When it comes to riding faster, there isn't just one way to go about it.
While some cyclists argue all day about whether more miles, a faster cadence, or more strength is the ticket to speed, the fact is, "there are so many elements to getting faster," says Selene Yeager, author of "Ride Your Way Lean and Every Woman's Guide to Cycling."
That means you need to cycle faster from more than one direction. Start with these speed strategies from Yeager.
1. Go Faster, Not Longer
"People often do more miles to get faster instead of going faster to get faster," says Yeager, who's a USA cycling coach and also races semi-pro for team CF. The trouble with more miles is that further usually means slower.
The best thing you can do to get faster is to do intervals of any length, she says. Do some that are 30 seconds to two minutes in length and others that are 10- to 20 minutes long.
"Your body will fill in the blanks," Yeager says. "It will get accustomed to going that effort at that speed. So when you go out for a longer ride, you can sustain a faster speed more readily."

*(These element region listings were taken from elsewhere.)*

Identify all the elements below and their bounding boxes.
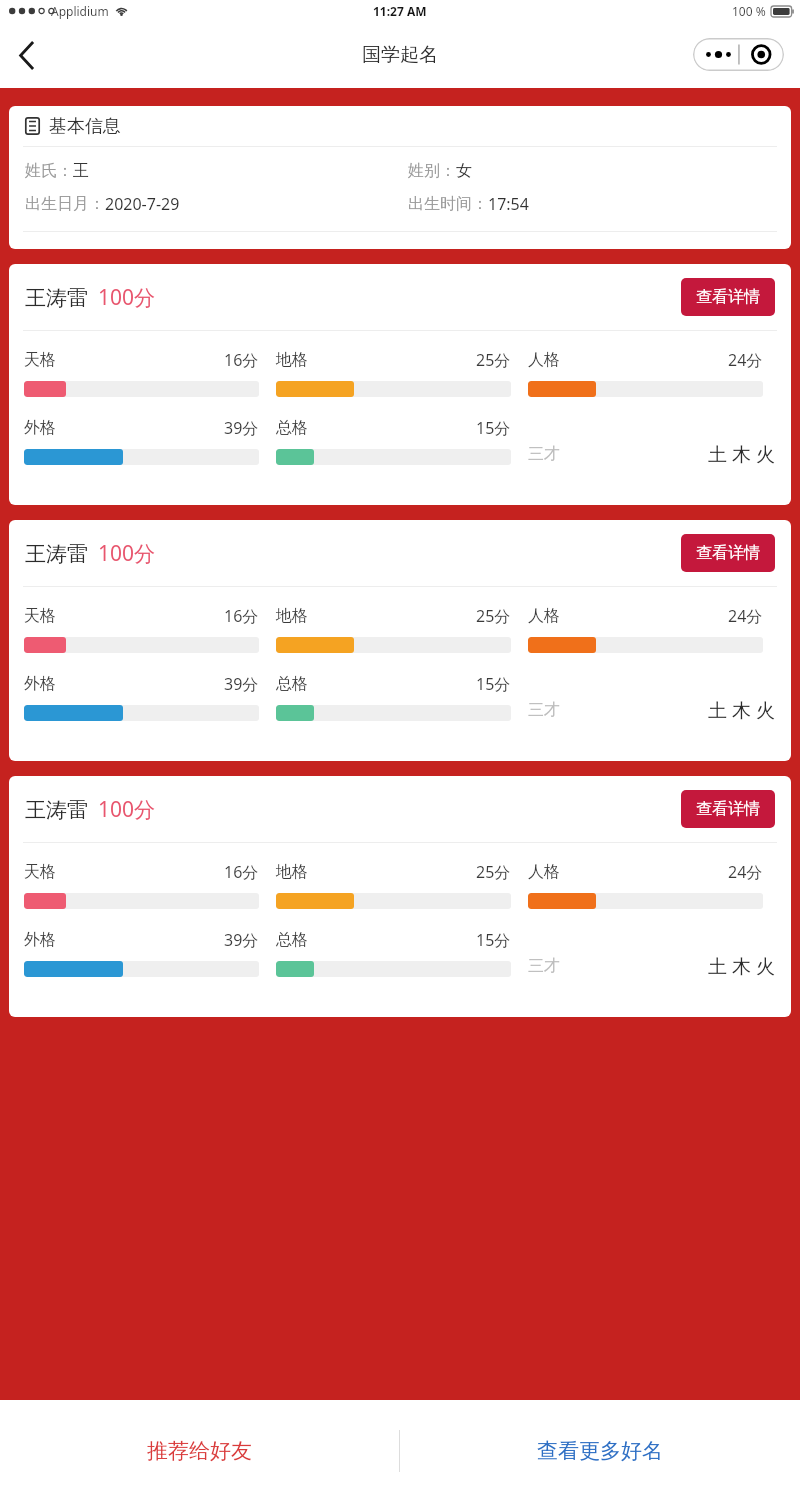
staticText: 24分 <box>728 605 763 627</box>
staticText: 出生日月： <box>25 194 105 214</box>
staticText: 推荐给好友 <box>147 1438 252 1464</box>
staticText: 三才 <box>528 444 560 464</box>
staticText: 土 木 火 <box>708 953 775 979</box>
staticText: 地格 <box>276 862 308 882</box>
staticText: 16分 <box>224 861 259 883</box>
staticText: 查看详情 <box>696 799 760 819</box>
staticText: 国学起名 <box>362 43 438 67</box>
staticText: 地格 <box>276 350 308 370</box>
staticText: 15分 <box>476 673 511 695</box>
staticText: 39分 <box>224 929 259 951</box>
staticText: 总格 <box>276 674 308 694</box>
staticText: 土 木 火 <box>708 697 775 723</box>
staticText: 姓氏： <box>25 161 73 181</box>
staticText: 24分 <box>728 861 763 883</box>
button[interactable]: 查看更多好名 <box>400 1400 800 1501</box>
button[interactable]: Back <box>0 28 54 82</box>
staticText: 三才 <box>528 700 560 720</box>
staticText: 100分 <box>98 795 156 824</box>
staticText: 地格 <box>276 606 308 626</box>
staticText: 总格 <box>276 930 308 950</box>
staticText: 王涛雷 <box>25 285 88 311</box>
staticText: 女 <box>456 161 472 181</box>
staticText: 人格 <box>528 350 560 370</box>
button[interactable]: 查看详情 <box>681 534 775 572</box>
staticText: 16分 <box>224 605 259 627</box>
staticText: 100分 <box>98 539 156 568</box>
staticText: Applidium <box>51 3 109 19</box>
staticText: 查看详情 <box>696 543 760 563</box>
staticText: 人格 <box>528 862 560 882</box>
staticText: 11:27 AM <box>373 3 427 19</box>
staticText: 天格 <box>24 606 56 626</box>
staticText: 15分 <box>476 929 511 951</box>
staticText: 25分 <box>476 349 511 371</box>
staticText: 查看更多好名 <box>537 1438 663 1464</box>
button[interactable]: 王涛雷 <box>9 264 791 505</box>
staticText: 2020-7-29 <box>105 193 180 215</box>
staticText: 16分 <box>224 349 259 371</box>
button[interactable]: 推荐给好友 <box>0 1400 399 1501</box>
button[interactable]: 基本信息 <box>9 106 791 249</box>
button[interactable]: 查看详情 <box>681 278 775 316</box>
staticText: 三才 <box>528 956 560 976</box>
staticText: 25分 <box>476 605 511 627</box>
staticText: 外格 <box>24 674 56 694</box>
button[interactable]: More options and close <box>693 38 784 71</box>
staticText: 24分 <box>728 349 763 371</box>
staticText: 外格 <box>24 418 56 438</box>
staticText: 总格 <box>276 418 308 438</box>
staticText: 39分 <box>224 417 259 439</box>
button[interactable]: 查看详情 <box>681 790 775 828</box>
staticText: 基本信息 <box>49 115 121 138</box>
button[interactable]: 王涛雷 <box>9 776 791 1017</box>
staticText: 土 木 火 <box>708 441 775 467</box>
staticText: 王 <box>73 161 89 181</box>
staticText: 姓别： <box>408 161 456 181</box>
staticText: 查看详情 <box>696 287 760 307</box>
staticText: 王涛雷 <box>25 797 88 823</box>
staticText: 人格 <box>528 606 560 626</box>
button[interactable]: 王涛雷 <box>9 520 791 761</box>
staticText: 100分 <box>98 283 156 312</box>
staticText: 39分 <box>224 673 259 695</box>
staticText: 天格 <box>24 862 56 882</box>
staticText: 25分 <box>476 861 511 883</box>
staticText: 出生时间： <box>408 194 488 214</box>
staticText: 外格 <box>24 930 56 950</box>
staticText: 王涛雷 <box>25 541 88 567</box>
staticText: 17:54 <box>488 193 529 215</box>
staticText: 天格 <box>24 350 56 370</box>
staticText: 100 % <box>732 3 766 19</box>
staticText: 15分 <box>476 417 511 439</box>
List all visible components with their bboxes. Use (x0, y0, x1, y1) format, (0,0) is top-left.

Of course, if you're training for a long race, you still need to get the miles in; but probably not as many miles as you think.
2. Wear Your Shifters out
"You have a lot of gears; use them," Yeager says. "You can temper your effort and speed constantly, and you should. If you ride in a pack, you hear gear shifting constantly. To cycle faster, you need to anticipate that shift."
If there's a little rise in the road, people who aren't shifting regularly will end up either muscling up a hill—which wastes valuable energy—or they'll get on the hill and try to shift under pressure and lose momentum.
"If you get used to using your gears, it's seamless." Yeager says. "Anticipating every little shift, to keep a steady stream of speed and momentum, is so much faster than muscling your way through or overspinning your gear."